Target: Using diblock copolypeptide hydrogels (DCH), certain growth factors can be locally administered and guide axons across the damaged tissue.

Goal: Sustained local release of molecules stimulating nerve fibers to regrow beyond the SCI lesions.


An important goal for improving outcome after spinal cord injury (SCI) is to identify ways to enable the regrowth of injured nerve fibers across areas of tissue that is damaged and scarred. Various molecules have been identified that have the potential to stimulate and support the regrowth of nerve fibers in cell culture systems. However, for various reasons these molecules cannot simply be swallowed or injected into the blood, but instead would require local delivery into the injury sites in order to be effective and at the same time avoid unwanted side effects. In most cases, prolonged but temporary delivery would be needed. Clinically translatable methods for such delivery are lacking.

The goal is to develop a biomaterial that can easily and safely be injected into, and near, SCI lesions to provide depots for sustained local release of multiple molecules that manipulate local cells and stimulate nerve fibers to regrow into healthy tissue beyond the SCI lesions. For the studies diblock copolypeptide hydrogels (DCH) are used, which are fully synthetic biomaterials. The previous works of the team demonstrate that DCH are safe and can deliver molecules that exert predictable effects over sererval weeks time after injection into the brain or spinal cord.

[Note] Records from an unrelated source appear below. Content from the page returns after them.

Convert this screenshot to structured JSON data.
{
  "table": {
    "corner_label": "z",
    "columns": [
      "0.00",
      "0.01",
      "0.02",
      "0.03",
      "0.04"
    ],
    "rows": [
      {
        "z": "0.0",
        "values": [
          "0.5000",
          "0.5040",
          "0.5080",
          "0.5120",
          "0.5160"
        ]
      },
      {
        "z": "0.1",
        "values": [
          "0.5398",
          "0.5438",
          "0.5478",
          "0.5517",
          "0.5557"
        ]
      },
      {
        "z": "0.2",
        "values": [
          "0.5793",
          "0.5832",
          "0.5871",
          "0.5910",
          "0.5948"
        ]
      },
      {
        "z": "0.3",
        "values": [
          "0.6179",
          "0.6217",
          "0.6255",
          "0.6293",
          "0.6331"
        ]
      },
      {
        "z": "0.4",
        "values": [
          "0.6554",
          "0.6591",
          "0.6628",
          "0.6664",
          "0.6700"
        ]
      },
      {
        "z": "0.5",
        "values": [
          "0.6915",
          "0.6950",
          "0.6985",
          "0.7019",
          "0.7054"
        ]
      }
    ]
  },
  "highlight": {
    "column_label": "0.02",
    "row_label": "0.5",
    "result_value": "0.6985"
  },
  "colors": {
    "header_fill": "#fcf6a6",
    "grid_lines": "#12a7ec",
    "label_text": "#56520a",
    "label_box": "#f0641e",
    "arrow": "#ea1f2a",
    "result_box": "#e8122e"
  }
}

This project will build on these findings and use DCH injected after SCI to deliver different types of molecules to manipulate scar forming cells and support the regrowth of injured nerve fibers into, through and beyond SCI lesions into healthy tissue. Hopefully this approach using DCH biomaterials will not only provide a powerful tool for investigating and testing new molecules that may promote the regrowth of nerve fibers after SCI, but also, because DCH are fully synthetic biomaterials, that there may eventually be a potential for clinical translation of DCH for use in SCI.